17. Zoals hiervoor is overwogen, kan de rechtbank nu niet controleren of verweerder op juiste gronden informatie niet openbaar heeft gemaakt, omdat de betreffende ongecensureerde stukken niet zijn overgelegd én in de bestreden besluiten niet, althans onvoldoende, is gemotiveerd waarom deze (persoons)gegevens zijn geweigerd. Dat betekent dat aan de bestreden besluiten gebreken kleven. Op grond van artikel 8:51a, eerste lid, van de Awb kan de rechtbank het bestuursorgaan in de gelegenheid stellen gebreken in het bestreden besluit te herstellen of te laten herstellen. Op grond van artikel 8:80a van de Awb doet de rechtbank dan een tussenuitspraak. De rechtbank ziet aanleiding om verweerder in de gelegenheid te stellen de gebreken te herstellen. Dat herstellen kan hetzij met een aanvullende motivering, hetzij, voor zover nodig, met een nieuwe beslissing op bezwaar, na of tegelijkertijd met intrekking van de nu bestreden besluiten, of met wijziging van de bestreden besluiten.

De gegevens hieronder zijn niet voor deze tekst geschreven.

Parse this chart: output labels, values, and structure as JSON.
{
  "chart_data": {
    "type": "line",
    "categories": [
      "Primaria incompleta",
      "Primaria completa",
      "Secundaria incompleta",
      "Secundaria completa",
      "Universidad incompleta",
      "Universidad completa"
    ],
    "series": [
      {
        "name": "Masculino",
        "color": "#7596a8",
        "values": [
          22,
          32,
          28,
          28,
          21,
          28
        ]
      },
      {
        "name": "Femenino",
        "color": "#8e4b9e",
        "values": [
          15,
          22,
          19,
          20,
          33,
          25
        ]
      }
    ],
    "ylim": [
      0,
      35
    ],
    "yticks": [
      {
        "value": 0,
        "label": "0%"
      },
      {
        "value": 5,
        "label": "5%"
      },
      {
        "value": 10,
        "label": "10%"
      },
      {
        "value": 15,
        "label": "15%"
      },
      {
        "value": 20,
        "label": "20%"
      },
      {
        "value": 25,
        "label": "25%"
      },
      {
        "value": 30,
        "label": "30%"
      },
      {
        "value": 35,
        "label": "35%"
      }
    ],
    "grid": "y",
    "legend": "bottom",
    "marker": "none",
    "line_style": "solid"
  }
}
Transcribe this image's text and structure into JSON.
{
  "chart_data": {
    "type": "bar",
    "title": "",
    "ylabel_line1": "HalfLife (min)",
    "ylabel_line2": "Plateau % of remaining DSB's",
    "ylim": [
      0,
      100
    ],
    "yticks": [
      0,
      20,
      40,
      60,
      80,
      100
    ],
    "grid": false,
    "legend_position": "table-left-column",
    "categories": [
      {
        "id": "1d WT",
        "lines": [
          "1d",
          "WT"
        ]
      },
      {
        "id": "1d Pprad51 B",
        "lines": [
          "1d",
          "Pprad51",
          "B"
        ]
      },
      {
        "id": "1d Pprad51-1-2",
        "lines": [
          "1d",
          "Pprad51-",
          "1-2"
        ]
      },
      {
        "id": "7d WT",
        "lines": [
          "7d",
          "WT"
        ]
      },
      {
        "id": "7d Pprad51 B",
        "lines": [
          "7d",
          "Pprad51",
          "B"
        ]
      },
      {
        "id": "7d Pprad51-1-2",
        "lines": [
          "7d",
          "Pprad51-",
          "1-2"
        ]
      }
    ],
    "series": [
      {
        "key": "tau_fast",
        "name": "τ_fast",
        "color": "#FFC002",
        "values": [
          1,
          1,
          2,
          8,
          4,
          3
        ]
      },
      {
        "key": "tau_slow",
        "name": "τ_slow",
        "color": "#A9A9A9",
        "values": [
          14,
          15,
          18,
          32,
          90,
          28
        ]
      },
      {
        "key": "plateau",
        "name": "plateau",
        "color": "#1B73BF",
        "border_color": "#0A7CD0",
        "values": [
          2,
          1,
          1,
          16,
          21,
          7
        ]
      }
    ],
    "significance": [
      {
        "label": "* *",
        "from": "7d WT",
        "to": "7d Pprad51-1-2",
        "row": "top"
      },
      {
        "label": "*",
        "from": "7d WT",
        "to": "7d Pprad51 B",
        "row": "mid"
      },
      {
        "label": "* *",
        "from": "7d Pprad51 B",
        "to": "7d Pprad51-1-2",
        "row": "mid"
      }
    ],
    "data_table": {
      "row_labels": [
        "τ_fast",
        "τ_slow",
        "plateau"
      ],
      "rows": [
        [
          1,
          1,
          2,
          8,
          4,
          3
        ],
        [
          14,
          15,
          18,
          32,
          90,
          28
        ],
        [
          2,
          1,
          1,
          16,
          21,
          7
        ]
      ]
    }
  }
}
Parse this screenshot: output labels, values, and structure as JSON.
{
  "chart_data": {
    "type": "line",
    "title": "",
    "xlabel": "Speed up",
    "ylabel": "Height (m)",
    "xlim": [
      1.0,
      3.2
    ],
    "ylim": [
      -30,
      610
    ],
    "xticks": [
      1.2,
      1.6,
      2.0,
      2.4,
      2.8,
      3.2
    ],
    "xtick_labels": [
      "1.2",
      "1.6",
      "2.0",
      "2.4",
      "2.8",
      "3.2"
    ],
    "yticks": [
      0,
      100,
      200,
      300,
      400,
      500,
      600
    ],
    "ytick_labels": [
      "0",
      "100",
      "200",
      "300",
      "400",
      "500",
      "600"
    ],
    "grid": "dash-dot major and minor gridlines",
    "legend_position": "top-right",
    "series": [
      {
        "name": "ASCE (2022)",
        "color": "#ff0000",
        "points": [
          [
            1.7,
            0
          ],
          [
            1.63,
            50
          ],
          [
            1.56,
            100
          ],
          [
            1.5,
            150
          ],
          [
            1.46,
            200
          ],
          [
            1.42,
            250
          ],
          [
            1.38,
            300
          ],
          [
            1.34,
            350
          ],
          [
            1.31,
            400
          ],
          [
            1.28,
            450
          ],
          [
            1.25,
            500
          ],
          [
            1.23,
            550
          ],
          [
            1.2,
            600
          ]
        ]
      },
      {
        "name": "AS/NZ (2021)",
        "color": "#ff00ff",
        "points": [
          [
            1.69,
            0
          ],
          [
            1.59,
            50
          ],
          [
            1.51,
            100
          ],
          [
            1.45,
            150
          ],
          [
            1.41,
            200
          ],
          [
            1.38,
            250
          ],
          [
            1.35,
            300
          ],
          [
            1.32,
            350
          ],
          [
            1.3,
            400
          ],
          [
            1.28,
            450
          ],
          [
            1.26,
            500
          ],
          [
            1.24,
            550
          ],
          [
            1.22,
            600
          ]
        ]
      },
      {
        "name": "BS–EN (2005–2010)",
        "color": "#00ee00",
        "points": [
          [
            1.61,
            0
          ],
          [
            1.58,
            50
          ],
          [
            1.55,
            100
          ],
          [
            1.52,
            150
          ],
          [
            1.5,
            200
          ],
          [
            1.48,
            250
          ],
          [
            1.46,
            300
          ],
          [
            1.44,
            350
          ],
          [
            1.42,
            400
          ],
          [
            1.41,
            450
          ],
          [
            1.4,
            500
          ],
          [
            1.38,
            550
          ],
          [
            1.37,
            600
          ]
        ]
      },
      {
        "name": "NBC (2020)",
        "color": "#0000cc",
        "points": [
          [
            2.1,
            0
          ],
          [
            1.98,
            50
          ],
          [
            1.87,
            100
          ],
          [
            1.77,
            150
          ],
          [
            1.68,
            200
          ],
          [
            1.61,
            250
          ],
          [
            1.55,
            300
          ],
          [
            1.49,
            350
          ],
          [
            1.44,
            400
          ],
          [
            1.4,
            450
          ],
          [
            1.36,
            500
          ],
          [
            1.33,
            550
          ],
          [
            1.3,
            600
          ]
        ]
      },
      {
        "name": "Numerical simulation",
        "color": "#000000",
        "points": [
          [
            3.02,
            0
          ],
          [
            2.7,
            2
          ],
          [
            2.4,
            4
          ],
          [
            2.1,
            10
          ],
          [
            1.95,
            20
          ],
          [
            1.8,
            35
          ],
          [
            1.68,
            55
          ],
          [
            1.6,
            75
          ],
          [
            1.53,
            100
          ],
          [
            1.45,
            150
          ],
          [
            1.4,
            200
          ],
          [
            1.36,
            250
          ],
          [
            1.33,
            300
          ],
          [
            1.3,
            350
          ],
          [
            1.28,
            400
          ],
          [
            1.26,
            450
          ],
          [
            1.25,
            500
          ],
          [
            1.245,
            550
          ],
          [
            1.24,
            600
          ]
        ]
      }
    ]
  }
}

18. Om het gebrek te herstellen, dient verweerder – gelet op het vorenstaande – de (ongecensureerde) stukken over te leggen aan de rechtbank, al dan niet met het verzoek om toepassing van artikel 8:29 van de Awb en een toelichting te geven waarom de (persoons)gegevens zijn weggelakt.
19. De rechtbank bepaalt de termijn waarbinnen verweerder het gebrek kan herstellen op zes weken na verzending van deze tussenuitspraak.
20. Als verweerder geen gebruik maakt van de gelegenheid de gebreken te herstellen, moet hij dat op grond van artikel 8:51b, eerste lid, van de Awb én om nodeloze vertraging te voorkomen zo spoedig mogelijk meedelen aan de rechtbank. Als verweerder wel gebruik maakt van die gelegenheid, zal de rechtbank eiser in de gelegenheid stellen binnen vier weken te reageren op de herstelpoging van verweerder. In beide gevallen en in de situatie dat verweerder de hersteltermijn ongebruikt laat verstrijken, zal de rechtbank in beginsel zonder tweede zitting uitspraak doen op het beroep.
21. De rechtbank houdt iedere verdere beslissing aan tot de einduitspraak op het beroep. Dat laatste betekent ook dat zij over onder meer de proceskosten en het griffierecht nu nog geen beslissing neemt.